The first day of December means we get to start our advent calendars and that most of the creepy moustaches from Movember will disappear. It also marks the 25th World AIDS Day, a day to raise awareness and support those living with HIV and AIDS and to remember those who have lost their lives to the disease.

HIV attacks the immune system, weakening their body’s defence against infection and other diseases. It’s contracted through semen, vaginal secretions, blood and breast milk. There are various stages of HIV, the last of which is AIDS.

AIDS can take anywhere from two to 15 years to develop, according to the World Health Organization (WHO). When AIDS takes holds, it can mean severe medical issues may begin to arise.

In 2012, an estimated 35 million people were living with HIV worldwide. Between 1985 and 2012, more than 74,000 Canadians tested positive for HIV, according to the Public Health Agency of Canada.

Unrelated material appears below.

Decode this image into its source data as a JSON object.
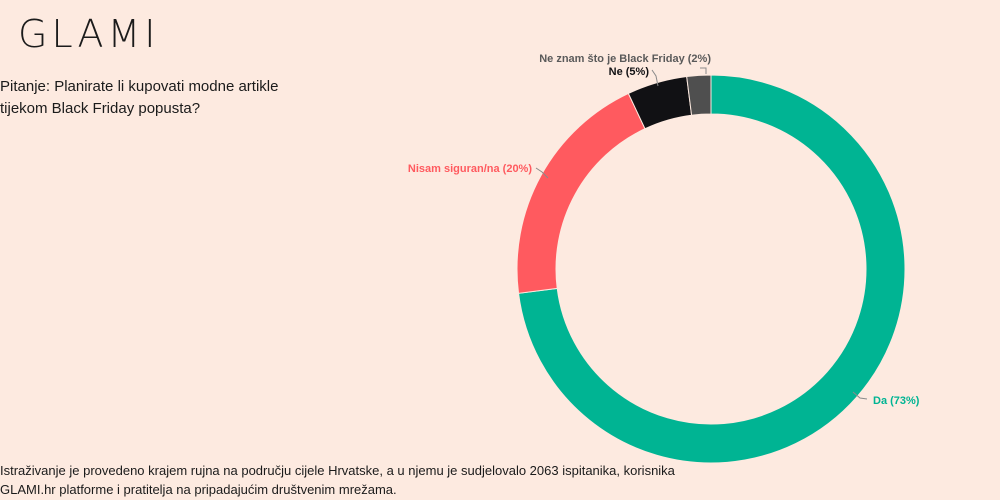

The number of new cases reported has been decreasing since 1996, but it’s still too many.

The WHO has held strong to the theme of “Getting to Zero” for the past couple of years. Their goal is to ultimately eradicate HIV and the discrimination and stigma surrounding it. This year, the WHO is campaigning primarily for improved access to prevention and treatment for young people living with HIV.

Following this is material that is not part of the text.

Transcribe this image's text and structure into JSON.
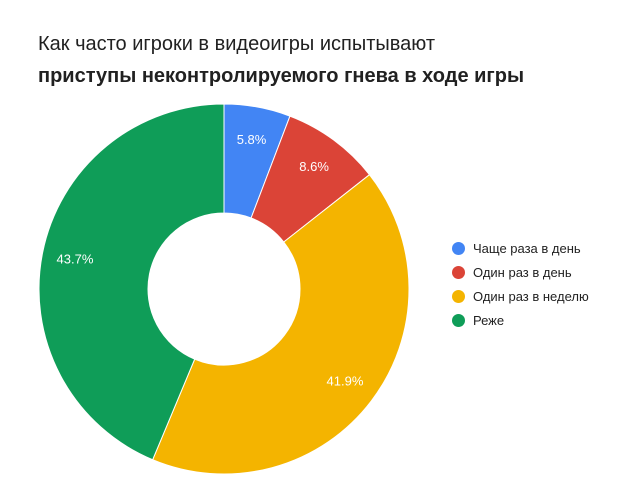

Durex and the MTV Staying Alive Foundation have started a campaign to educate people about HIV, primarily enforcing that anyone is susceptible to the disease. They also plan to give away 10 million condoms, as unprotected sex is a common way HIV is transmitted.

HIV and AIDS are important to recognize, because while scientists are working on it, there is no cure. Those living with the disease can take medication in order to live healthier lives, but it’s something that will never go away. Not only are there physical issues involved with AIDS, but also psychological and emotional issues. People who know little about it often don’t know how to handle themselves around those with HIV, making life uncomfortable for people who are already having difficulty.

Stigma and the disease itself can only be decreased, and as the WHO hopes, eradicated, through education. Learning about AIDS and HIV in order to protect yourself and others is important, but it’s also important to know the facts and understand what those who have unfortunately contracted the virus are dealing with.

You can pick up some free condoms from TRU’s wellness centre, as well as any other information about AIDS and HIV. Kamloops is also lucky enough to have the ASK (AIDS Society of Kamloops) Wellness Centre on the North Shore, where knowledgeable and friendly staff are working to educate the community and provide care for those living with HIV and AIDS.

It may not have an effect on you now, but one day you or someone you know may end up with the virus. If we can all learn a little more about AIDS, hopefully the stigma attached to this disease can be suppressed and the care for those affected can improve.